Если попытаться вспомнить впечатления от первых дней в Севастополе, то сразу возникает праздничное ощущение свежести и золотисто-голубого тепла: сияющее в зените солнце; солнце, отраженное морем; прозрачные на солнце аквамариновые волны; благородные (у меня нет другого слова) освещенные и согретые солнцем руины из инкерманского камня. И красивые, как в сказке, корабли. Гриновский город!

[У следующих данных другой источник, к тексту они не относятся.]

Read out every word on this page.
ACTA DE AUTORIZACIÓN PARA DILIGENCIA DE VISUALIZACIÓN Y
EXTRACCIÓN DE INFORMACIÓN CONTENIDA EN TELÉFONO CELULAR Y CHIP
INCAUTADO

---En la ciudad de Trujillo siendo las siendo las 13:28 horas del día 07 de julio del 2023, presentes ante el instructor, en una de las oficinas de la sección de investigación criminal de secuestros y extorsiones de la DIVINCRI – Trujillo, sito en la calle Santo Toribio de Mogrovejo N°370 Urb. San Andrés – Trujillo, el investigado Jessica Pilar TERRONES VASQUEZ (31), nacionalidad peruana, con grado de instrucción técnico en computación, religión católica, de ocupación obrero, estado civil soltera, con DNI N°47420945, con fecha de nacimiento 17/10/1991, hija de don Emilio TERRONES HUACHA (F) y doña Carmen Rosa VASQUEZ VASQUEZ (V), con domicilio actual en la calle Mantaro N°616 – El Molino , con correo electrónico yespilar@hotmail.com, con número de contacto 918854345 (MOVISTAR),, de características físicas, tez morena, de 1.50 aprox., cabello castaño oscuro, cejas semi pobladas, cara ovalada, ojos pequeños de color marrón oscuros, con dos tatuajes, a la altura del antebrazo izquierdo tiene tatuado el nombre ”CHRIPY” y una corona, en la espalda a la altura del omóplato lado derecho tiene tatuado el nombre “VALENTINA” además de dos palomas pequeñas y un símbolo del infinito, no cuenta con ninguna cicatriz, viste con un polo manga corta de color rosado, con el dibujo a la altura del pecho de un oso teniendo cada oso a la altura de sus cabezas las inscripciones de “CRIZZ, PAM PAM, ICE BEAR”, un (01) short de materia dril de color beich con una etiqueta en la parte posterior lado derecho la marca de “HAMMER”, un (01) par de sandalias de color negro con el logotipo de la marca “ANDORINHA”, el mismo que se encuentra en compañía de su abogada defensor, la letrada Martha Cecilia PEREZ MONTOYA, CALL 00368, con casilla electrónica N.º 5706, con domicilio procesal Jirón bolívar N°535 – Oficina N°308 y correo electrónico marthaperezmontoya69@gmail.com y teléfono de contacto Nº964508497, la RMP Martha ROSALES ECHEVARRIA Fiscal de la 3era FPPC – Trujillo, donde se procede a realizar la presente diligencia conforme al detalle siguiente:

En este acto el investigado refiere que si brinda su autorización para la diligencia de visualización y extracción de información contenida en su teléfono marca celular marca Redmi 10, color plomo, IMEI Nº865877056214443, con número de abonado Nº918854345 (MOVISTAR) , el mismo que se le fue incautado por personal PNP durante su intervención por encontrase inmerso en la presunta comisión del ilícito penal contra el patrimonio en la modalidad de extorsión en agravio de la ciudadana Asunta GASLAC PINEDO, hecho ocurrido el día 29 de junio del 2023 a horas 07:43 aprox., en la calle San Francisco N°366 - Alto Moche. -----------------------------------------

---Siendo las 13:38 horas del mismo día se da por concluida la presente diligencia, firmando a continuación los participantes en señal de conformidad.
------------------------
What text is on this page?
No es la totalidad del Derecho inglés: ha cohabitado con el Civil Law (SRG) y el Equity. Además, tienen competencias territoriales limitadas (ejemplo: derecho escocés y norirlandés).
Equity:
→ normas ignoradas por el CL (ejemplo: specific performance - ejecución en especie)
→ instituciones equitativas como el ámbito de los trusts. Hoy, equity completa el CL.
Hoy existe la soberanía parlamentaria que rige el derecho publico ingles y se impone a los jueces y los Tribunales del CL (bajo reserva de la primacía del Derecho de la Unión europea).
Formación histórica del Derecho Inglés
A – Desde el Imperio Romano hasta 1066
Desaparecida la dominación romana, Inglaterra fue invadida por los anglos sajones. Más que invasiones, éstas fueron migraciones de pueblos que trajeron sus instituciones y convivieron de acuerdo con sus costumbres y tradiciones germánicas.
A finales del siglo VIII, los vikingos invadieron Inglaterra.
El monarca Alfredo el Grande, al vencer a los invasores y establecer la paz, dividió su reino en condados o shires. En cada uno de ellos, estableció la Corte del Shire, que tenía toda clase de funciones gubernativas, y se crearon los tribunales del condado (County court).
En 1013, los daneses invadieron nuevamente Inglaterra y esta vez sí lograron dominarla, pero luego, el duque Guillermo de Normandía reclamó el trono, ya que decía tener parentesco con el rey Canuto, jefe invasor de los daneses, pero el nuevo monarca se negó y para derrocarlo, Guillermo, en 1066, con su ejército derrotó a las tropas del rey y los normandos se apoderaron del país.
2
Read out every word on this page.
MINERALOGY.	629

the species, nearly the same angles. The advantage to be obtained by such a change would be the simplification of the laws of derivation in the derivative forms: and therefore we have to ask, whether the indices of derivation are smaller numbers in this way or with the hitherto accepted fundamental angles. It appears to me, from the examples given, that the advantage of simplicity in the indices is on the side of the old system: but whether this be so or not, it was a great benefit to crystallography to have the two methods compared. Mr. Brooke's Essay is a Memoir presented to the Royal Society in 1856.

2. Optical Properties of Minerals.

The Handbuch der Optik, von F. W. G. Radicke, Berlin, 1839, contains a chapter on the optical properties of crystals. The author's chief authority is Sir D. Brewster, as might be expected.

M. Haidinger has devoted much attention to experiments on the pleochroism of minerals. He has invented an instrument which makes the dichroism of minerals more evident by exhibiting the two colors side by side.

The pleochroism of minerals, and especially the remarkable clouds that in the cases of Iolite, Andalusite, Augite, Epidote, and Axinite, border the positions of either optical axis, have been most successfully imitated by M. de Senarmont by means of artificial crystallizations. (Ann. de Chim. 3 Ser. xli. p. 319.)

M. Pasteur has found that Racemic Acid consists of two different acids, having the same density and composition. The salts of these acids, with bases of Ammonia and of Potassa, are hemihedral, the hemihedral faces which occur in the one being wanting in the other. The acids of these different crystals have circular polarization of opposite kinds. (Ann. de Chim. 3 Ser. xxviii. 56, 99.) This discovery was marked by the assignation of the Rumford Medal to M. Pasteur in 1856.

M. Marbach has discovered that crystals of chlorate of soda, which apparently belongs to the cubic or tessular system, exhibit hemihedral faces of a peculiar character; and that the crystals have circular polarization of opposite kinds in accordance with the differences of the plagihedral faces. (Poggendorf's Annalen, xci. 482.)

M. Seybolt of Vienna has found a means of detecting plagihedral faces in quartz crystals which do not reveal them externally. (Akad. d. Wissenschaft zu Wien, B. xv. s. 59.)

Позднее я узнал, что прообразом романтических Гельгью и Зурбагана был Севастополь с его городскими холмами, бухтами и нарядными спусками к ним. Материализация представлений и образов, живших до этого только в воображении, шла непрерывно и как-то почти волшебно. Учебный корабль "Волга", приютивший ненадолго нас сначала (корабли эскадры должны были вот-вот вернуться с учений), оказался бывшим испанским республиканским лайнером "Иоган Себастьян Аликано". Крейсер, на котором мне нужно проходить практику - знакомым по военным сводкам и фотографиям "Красный Кавказ", первым удостоившиймся гвардейского флага.
Все слышанное, читанное и виденное в кинохронике про Севастополь теперь предстало городом, совершенно разрушенным и, тем не менее, живым и даже жизнерадостным. Следы войны были повсюду. Особенно меня потрясли несколько обгоревших бесформенных железнодорожных составов, сброшенных с рельсов и повисших длинными многометровыми плетями по высоким склонам Сухарной балки. Это было как кошмарный сон наяву: вагонные плети повторяли изгибы ее рельефа.